Beyond Meat's 5-Year Unprofitability and $1.2B Debt Push Analysts to Downgrade
Beyond Meat (BYND) shares fell sharply following a disappointing third-quarter earnings report, with Mizuho Securities slashing its price target to $1 amid widening losses and declining sales. The plant-based meat producer reported a non-GAAP loss of $0.47 per share, missing estimates by $0.04, while revenue declined 13.3% year-over-year to $70.2 million, though it narrowly beat expectations. The stock dropped 8% in after-hours trading, extending a year-long slump that has seen it fall 78.8%.
The company's struggles were underscored by a $77.4 million non-cash impairment charge related to long-lived assets and a $42 million cash burn during the quarter. Gross margin contracted to 10.3% from 17.7% in the prior year, driven by higher trade discounts, price cuts, and operational challenges in China. U.S. retail and foodservice sales declined sharply, with the former falling 18.4% to $28.5 million and the latter dropping 27.3% to $10.5 million. International segments showed mixed results, with foodservice revenues rising 2.3% but retail sales slipping 4.6%.
Analysts have turned bearish, with Mizuho maintaining an "Underperform" rating and TD Cowen reducing its price target to $0.80. JPMorgan and Argus also joined the negative chorus, with the latter downgrading to "sell" in September. Beyond Meat's fourth-quarter revenue guidance of $60–$65 million, below the $70.33 million consensus, signaled another double-digit decline. CEO Ethan Brown highlighted progress in deleveraging through a debt exchange and at-the-market offerings but acknowledged "category headwinds" persist.

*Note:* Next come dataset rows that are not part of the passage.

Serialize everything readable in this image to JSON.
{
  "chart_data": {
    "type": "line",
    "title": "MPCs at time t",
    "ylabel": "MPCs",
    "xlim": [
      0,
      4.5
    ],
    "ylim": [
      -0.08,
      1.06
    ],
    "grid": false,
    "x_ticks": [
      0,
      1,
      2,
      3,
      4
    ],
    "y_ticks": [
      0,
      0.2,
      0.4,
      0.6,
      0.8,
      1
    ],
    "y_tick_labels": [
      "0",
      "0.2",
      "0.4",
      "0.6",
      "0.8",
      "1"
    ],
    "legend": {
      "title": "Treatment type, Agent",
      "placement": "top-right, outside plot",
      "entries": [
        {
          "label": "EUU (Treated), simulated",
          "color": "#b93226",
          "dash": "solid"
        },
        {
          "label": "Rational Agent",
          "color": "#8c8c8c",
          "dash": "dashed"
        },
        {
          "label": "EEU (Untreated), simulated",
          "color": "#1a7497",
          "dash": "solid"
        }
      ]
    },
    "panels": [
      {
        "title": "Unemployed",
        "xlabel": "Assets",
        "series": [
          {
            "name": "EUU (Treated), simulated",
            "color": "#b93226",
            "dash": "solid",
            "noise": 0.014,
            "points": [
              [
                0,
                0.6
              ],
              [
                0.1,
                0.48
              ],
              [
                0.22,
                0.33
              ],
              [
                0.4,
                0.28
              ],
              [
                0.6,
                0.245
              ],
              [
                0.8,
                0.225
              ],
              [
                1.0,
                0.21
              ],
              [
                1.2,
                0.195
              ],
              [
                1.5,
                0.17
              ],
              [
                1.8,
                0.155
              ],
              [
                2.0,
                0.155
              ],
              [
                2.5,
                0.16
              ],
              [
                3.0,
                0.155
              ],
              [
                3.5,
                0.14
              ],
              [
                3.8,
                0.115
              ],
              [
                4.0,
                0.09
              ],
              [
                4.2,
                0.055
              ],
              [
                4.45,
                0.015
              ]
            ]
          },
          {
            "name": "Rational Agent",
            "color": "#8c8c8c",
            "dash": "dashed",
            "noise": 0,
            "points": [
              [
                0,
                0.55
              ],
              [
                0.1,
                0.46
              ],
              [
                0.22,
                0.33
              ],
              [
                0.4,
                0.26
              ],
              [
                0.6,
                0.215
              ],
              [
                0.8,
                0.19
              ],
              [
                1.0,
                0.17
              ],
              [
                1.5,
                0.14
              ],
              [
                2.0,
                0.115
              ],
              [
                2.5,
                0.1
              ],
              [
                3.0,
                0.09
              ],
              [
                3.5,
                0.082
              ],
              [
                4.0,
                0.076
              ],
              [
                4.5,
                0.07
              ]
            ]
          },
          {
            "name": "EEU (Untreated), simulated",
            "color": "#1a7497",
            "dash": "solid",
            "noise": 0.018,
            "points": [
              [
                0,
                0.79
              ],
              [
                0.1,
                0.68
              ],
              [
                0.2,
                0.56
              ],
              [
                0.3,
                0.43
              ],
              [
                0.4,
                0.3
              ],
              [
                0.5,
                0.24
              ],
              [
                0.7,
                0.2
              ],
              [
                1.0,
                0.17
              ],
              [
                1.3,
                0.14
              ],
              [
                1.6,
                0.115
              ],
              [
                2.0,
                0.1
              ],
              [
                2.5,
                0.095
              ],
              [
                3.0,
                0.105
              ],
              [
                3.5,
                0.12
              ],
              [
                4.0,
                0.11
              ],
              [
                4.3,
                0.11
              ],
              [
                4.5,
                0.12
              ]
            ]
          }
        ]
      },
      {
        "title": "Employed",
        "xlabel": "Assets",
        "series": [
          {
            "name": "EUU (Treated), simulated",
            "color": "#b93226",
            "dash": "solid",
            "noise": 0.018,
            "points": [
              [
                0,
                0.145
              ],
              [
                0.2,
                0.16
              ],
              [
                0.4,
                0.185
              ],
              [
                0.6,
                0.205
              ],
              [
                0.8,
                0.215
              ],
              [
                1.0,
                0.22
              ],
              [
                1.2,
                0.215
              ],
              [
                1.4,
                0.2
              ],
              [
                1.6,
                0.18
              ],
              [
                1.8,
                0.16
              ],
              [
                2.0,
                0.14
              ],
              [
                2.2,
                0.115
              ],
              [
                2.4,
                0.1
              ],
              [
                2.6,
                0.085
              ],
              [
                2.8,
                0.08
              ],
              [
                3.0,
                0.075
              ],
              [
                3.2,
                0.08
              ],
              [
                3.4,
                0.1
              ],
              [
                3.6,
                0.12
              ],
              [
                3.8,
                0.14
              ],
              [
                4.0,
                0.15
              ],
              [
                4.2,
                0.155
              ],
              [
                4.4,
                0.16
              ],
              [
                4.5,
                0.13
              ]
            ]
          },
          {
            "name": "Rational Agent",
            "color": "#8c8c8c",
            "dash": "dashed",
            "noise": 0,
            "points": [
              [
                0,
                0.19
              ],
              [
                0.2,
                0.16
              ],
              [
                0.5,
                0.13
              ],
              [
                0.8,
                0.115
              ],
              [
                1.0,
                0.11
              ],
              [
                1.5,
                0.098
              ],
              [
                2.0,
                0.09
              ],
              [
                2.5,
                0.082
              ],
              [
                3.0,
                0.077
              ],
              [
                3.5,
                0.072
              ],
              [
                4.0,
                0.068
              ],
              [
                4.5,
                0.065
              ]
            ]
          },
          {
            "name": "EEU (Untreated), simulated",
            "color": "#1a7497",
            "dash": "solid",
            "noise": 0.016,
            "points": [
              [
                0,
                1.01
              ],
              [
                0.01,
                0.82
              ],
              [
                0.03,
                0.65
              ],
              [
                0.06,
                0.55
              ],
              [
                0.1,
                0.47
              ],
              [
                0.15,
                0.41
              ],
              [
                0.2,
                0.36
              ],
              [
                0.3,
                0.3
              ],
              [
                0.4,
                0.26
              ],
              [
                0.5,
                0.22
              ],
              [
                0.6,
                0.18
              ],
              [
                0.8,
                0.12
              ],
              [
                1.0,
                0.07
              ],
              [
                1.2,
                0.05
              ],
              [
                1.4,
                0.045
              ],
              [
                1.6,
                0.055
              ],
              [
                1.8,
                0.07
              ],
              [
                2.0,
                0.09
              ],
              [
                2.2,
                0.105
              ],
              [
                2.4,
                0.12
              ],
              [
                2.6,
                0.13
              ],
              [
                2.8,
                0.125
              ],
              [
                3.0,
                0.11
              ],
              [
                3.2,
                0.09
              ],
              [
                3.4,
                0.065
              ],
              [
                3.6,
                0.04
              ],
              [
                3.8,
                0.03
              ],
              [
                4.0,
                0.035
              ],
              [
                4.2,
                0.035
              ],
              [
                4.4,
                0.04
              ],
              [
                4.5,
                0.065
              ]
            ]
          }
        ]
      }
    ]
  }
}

The company's balance sheet remains strained, with $1.2 billion in outstanding debt and $131.1 million in cash as of September 2025. Shareholders faced further dilution after the firm raised $148.7 million via its at-the-market program, issuing over 59 million shares. Despite cost-cutting efforts and strategic initiatives, Beyond Meat has yet to post a profitable quarter since its 2019 IPO.